When they denied the second settlement offer, GR Terra and GRCO asked for reimbursement from GRMD in their counteroffer. This reimbursement was related to both lawsuits; in turn they would dismiss their claims and counterclaims with prejudice –  meaning GRMD could never file their claim again.  

GRMD rejected the counteroffer, asking to meet in person. GR Terra responded that arranging an in-person settlement meeting with GRMD would not be productive. GR Terra plans to pursue their counterclaims. GRMD is also determined to keep a dog in the fight – they voted to file a Notice to Appeal during their Sept. 15 meeting. The vote passed 2 to 1. Although this notice isn’t a formal appeal, it’s the first step in the process. 

On Nov. 2, counsel from both sides will meet to discuss the ongoing litigation. The disputes between developer and homeowners seem far from over – especially since the developers are involved in a second lawsuit with GRMD. 

Statement from JoAnn Sandifer, counsel to GR Terra and Headwaters

We are pleased with the Court’s recent orders, which recognize that GRMD had no valid basis to pursue its claims against Headwaters Metropolitan District and the other defendants.  Metropolitan Districts play a vital role in the development of necessary infrastructure and the provision of public services in Colorado, just as Headwaters has done for the residents of Granby Ranch.  Instead of working with Headwaters to enhance the Granby Ranch development, GRMD’s board decided to pursue a lawsuit that we believe lacked legal or factual foundation from the outset.  In our opinion, that decision was fueled by a handful of property owners who harbor misplaced hostility toward Headwaters and the current developer.  The litigation imposed an unnecessary burden on the Court and the defendants.  And it collectively cost the parties millions of dollars – funds that otherwise could have been devoted to continued improvement in Granby Ranch.  The taxpayers of GRMD bore a portion of that expense, funding over $400,000 for their attorneys’ fees.  Headwaters, which incurred substantial legal fees to fund its defense of the lawsuit, intends to pursue counterclaims that remain pending against GRMD as well as recovery of its attorneys’ fees.
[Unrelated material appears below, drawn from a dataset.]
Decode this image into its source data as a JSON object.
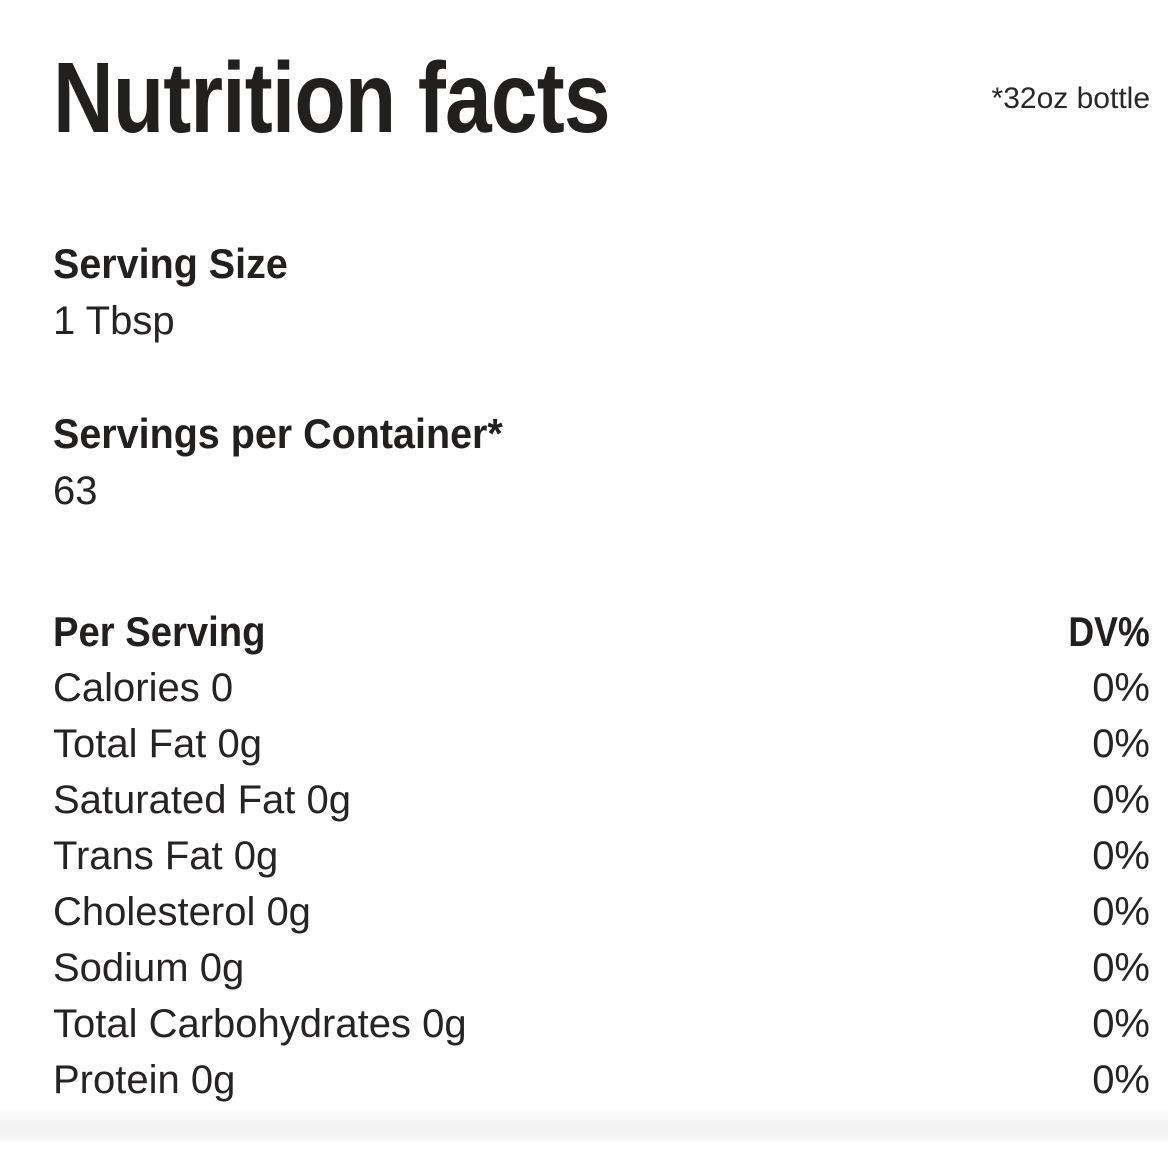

Statement from D. Dean Batchelder, counsel to GRMD

While the GRMD board disagrees with the Court’s July 30 orders on summary judgment, we have reached out to the other side in an attempt to resolve the litigation so that all parties can move forward amicably.  Unfortunately, our efforts to date have been rejected.  While we are hopeful that at some point there can be resolution, until then, the GRMD board will continue to fight to protect the interests of all its constituents.

Because it is unclear whether the Court’s orders are final for appeal purposes, GRMD is filing a timely Notice of Appeal to preserve its rights to appeal should a negotiated resolution not be reached among the parties.